А какова же роль фараона во всей этой системе? Получив такой ответ на этот вопрос: «Фараон — это воплощенное божество, одно присутствие которого поддерживает у населения Двух Земель уважение к власти», — Па-Рамессу задумался. О своих сомнениях он поведал Тиа.

— Человек, который не боится божественного гнева, уподобляется паразиту, — пояснил наставник. — В отличие от животных, он убивает и грабит себе подобных. Если бы не было власти, не было бы и Страны Хора. Божественный царь — это воплощение и сущность своей страны.

* * *

Па-Рамессу стремительно входил во взрослую жизнь, и подтверждением тому стали следующие события.

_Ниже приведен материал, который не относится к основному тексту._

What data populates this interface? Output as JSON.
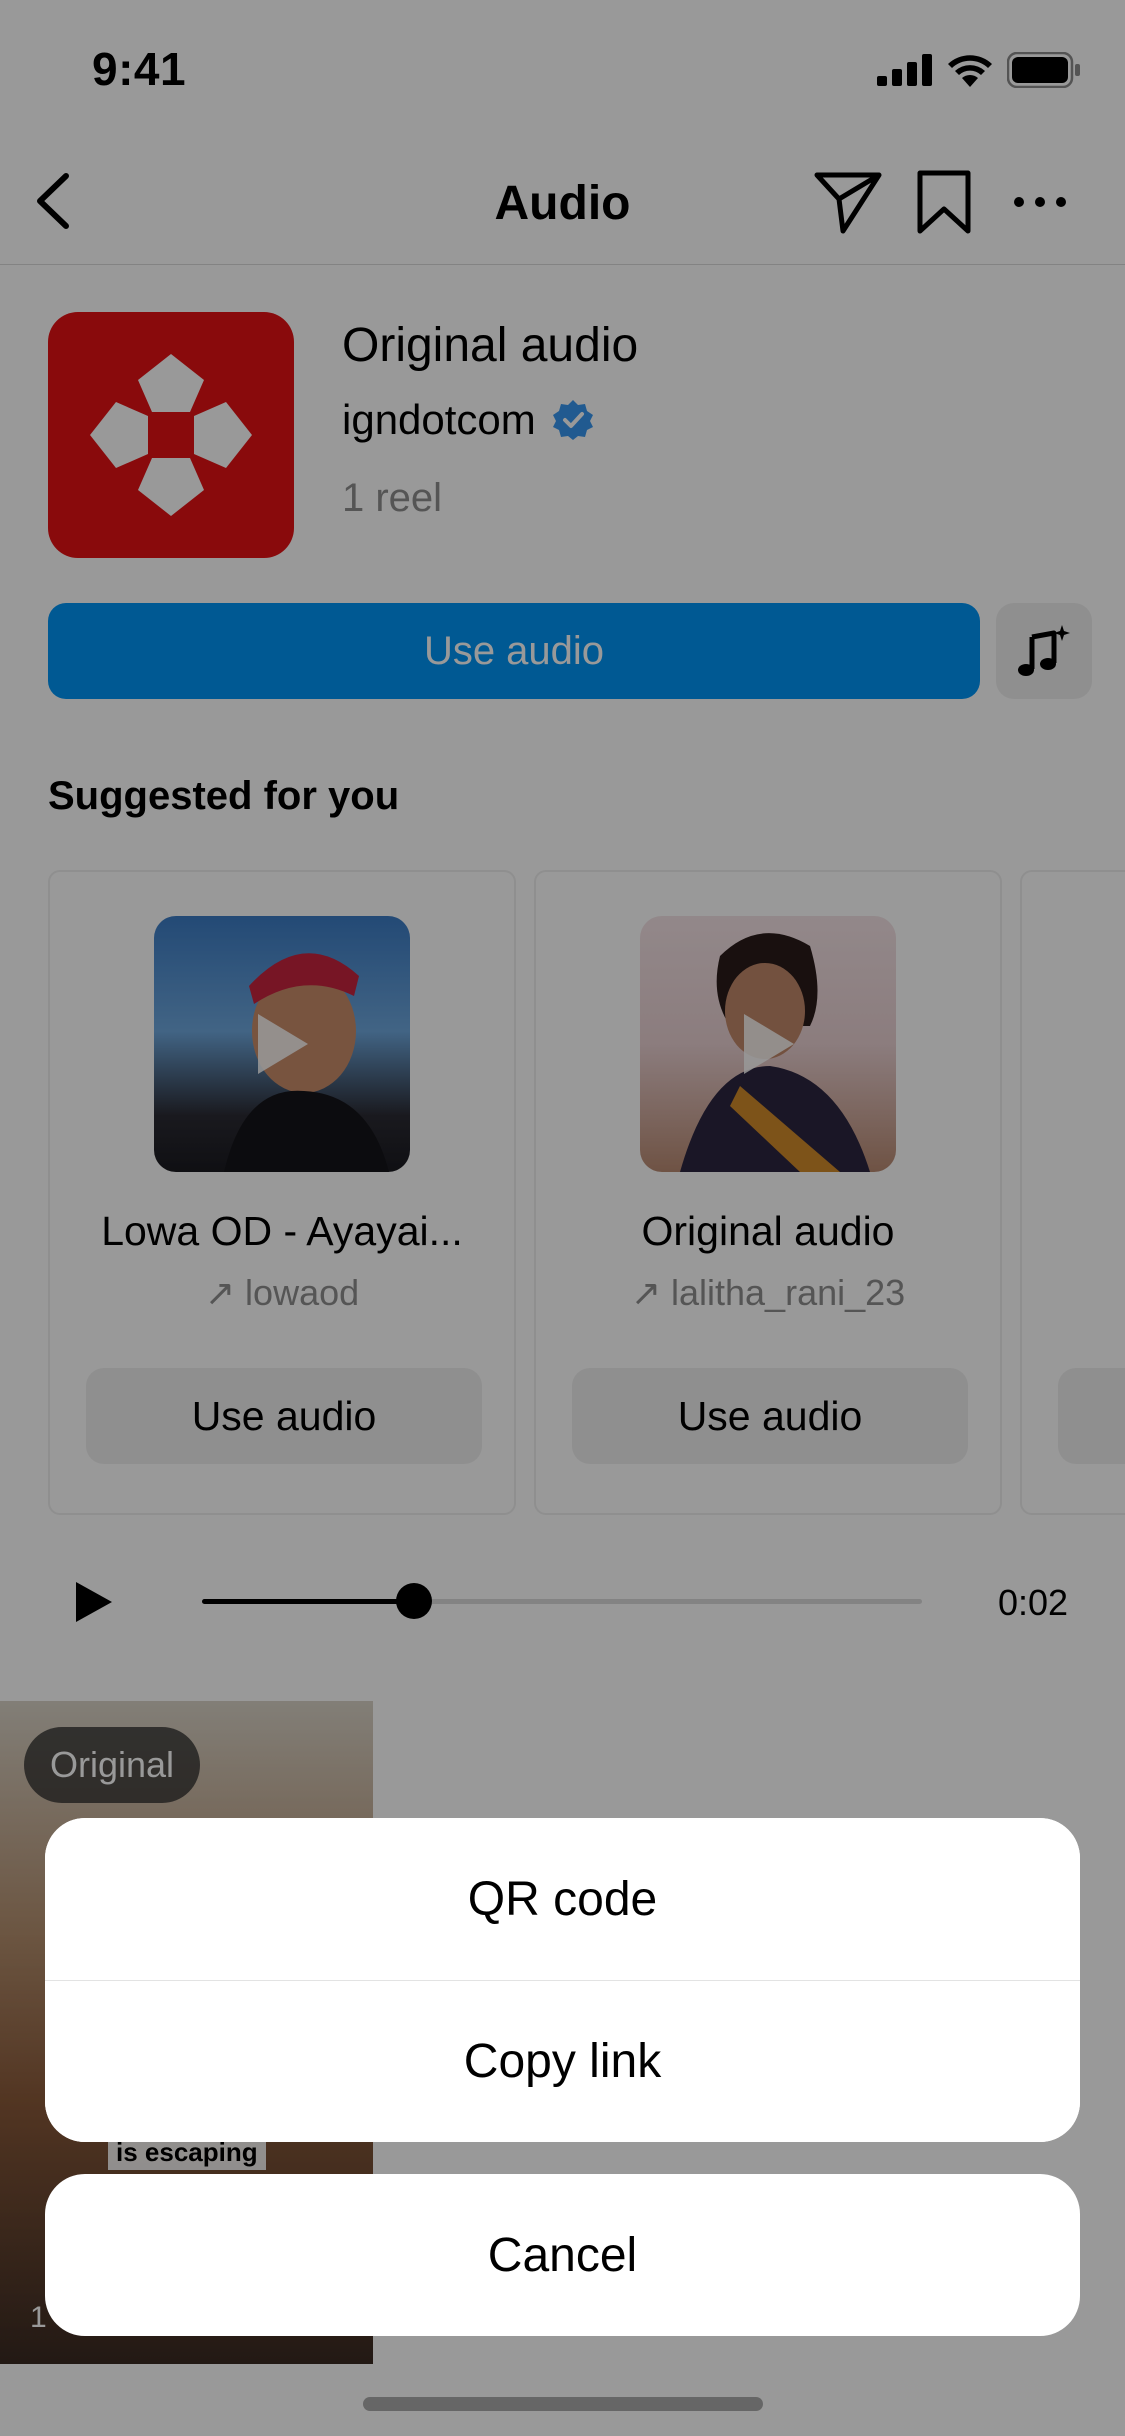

Однажды утром хранитель вечерних тайн, повинуясь приказу фараона, пришел к принцу и объявил, что его величество решил «вознести своего сына к новым высотам мужественности». Что он хотел этим сказать? Любопытство Па-Рамессу усилилось, когда во время ужина он заметил, что мать и Тийи, посматривая друг на друга, лукаво улыбаются. Однако он уже догадался, в чем дело: Тиа задолго до этого рассказал ему, что с приходом двенадцатого дня рождения ему придется приступить к исполнению высочайших обязанностей продолжателя династии.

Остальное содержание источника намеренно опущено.